Mumsnet has not checked the qualifications of anyone posting here. If you need help urgently or expert advice, please see our domestic violence webguide and/or relationships webguide. Many Mumsnetters experiencing domestic abuse have found this thread helpful: Listen up, everybody

Why am I only into men who

12 replies

Em890 · 10/09/2019 20:34

Don't need nor want me. I'm recently dating someone who regularly tells me how much he likes me and seems really interested but it just seems to be putting me off.

This has happened to pretty much everyone that's showed a genuine interest in me. The only men I recall to have been very attracted to are the ones who I've eventually found out had girlfriends and so unavailavle, or those who have been very emotionally unavailable and unstable.

It's so frustrating because everytime I'm in a dysfunctional relationship I long for someone who's genuinly into me, but when I get it, I seem to go off the person and can't make sense of why? 😭

OP posts:
LuluBellaBlue · 10/09/2019 20:39

I’d suggest some form of talking therapy / counselling as it’s anyones guess why.

However for me, I used to experience very similar. It was lack of self love and belief. All the time I knew deep down they weren’t ‘the one’ and we’re treating me badly it reaffirmed my belief of not being good enough to deserve a decent partner and was safe. However when I tried dating nice guys they were a turn off as I was so used to being treated badly.

I took a massive break from dating and worked on myself. Best thing I’ve ever done

Rachelover60 · 10/09/2019 20:45

Good advice from LuluBellaBlue.
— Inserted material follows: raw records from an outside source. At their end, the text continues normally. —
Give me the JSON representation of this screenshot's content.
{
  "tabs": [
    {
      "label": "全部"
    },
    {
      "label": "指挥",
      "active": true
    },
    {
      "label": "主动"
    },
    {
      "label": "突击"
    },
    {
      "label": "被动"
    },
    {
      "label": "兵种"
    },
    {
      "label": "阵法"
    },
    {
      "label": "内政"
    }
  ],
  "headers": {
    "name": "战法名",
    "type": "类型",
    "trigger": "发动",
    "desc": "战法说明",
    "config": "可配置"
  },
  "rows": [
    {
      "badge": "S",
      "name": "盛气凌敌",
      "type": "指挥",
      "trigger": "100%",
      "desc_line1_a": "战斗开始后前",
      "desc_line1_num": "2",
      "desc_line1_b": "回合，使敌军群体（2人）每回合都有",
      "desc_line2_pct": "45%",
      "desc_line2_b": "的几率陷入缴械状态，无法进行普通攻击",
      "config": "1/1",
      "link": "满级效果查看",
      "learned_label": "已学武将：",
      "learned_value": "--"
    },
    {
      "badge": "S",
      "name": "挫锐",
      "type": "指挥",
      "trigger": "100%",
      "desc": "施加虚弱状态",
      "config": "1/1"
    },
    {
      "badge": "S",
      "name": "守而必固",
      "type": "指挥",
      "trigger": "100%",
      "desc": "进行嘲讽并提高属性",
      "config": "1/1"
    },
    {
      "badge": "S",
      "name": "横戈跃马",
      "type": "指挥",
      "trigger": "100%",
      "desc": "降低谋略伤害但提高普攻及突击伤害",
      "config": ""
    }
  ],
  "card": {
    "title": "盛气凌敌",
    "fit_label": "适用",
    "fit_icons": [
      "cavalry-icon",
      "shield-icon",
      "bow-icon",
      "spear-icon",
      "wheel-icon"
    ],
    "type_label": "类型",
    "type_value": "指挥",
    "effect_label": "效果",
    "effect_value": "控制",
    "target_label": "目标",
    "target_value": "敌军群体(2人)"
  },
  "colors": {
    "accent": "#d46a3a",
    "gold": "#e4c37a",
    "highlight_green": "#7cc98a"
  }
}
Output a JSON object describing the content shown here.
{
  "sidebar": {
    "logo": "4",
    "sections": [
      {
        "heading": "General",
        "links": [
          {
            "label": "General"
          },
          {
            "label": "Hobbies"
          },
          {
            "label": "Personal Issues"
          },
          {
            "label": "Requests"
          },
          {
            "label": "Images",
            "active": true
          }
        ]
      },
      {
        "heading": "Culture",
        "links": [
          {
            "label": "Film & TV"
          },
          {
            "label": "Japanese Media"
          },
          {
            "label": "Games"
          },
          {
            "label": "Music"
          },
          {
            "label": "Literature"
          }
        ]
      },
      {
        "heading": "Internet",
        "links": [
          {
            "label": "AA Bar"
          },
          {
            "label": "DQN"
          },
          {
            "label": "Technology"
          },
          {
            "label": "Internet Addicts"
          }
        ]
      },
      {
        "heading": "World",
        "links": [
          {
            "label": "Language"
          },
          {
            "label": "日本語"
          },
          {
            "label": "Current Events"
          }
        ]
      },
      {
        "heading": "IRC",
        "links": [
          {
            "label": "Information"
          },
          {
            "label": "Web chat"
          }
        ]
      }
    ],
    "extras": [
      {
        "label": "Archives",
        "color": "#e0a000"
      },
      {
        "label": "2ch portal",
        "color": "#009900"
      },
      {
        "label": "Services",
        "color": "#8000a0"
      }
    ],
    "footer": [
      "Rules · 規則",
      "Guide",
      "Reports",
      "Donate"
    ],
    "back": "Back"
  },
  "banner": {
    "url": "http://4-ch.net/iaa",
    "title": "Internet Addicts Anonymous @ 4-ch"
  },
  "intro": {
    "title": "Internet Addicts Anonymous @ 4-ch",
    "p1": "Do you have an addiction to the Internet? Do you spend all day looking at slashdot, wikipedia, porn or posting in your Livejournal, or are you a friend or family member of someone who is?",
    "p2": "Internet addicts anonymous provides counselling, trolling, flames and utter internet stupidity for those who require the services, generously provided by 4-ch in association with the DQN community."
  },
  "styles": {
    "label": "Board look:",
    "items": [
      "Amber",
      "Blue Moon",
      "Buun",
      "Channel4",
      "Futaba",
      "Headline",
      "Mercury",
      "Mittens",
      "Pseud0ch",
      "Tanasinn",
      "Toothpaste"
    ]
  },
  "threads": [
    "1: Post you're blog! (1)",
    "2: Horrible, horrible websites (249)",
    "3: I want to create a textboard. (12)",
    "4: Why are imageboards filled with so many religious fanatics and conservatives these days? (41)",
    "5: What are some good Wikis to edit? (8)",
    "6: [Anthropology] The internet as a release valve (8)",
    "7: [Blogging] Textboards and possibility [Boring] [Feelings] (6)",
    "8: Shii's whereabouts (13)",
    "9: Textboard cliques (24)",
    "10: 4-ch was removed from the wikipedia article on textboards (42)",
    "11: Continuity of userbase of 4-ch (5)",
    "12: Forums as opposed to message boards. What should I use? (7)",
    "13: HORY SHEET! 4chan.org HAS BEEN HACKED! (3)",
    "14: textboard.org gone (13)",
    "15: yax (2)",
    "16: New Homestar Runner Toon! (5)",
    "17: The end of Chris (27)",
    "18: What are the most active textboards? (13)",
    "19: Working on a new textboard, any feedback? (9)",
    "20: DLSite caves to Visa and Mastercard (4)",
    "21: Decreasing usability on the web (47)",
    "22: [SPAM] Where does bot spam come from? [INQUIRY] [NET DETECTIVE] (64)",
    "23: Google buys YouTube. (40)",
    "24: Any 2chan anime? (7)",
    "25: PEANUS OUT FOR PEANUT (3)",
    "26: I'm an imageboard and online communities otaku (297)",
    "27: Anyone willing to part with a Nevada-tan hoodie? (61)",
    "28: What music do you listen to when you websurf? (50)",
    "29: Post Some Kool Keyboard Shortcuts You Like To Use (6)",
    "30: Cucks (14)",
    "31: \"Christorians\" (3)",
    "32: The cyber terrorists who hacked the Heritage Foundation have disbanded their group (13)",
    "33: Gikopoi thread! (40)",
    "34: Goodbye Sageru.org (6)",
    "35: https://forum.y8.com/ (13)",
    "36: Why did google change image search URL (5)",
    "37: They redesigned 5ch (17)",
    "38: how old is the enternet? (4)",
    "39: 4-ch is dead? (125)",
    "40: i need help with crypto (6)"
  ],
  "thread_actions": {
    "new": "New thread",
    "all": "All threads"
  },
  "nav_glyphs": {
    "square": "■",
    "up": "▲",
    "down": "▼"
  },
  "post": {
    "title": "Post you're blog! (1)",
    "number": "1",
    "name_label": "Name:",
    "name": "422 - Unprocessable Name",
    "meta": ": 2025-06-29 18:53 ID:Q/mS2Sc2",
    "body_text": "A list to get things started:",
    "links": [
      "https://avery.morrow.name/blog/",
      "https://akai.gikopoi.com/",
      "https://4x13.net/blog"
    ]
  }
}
I was like you, Em, when I was young. I went for 'bad boys' but at the same time, wanted a decent bloke. When I had a 'decent bloke' I felt hemmed in and depressed. I often felt I wasn't good enough but at the same time, longed to be free to have a bit of risky excitement.

Eventually I grew up and married a Mr Nice Guy :-) but still felt the same sometimes, fantasised a lot. However my husband was lovely, he persevered; married forty three years and nine months.

picklemepopcorn · 10/09/2019 21:00

Avoidant attachment. Have a look at it on line, see if it rings any bells.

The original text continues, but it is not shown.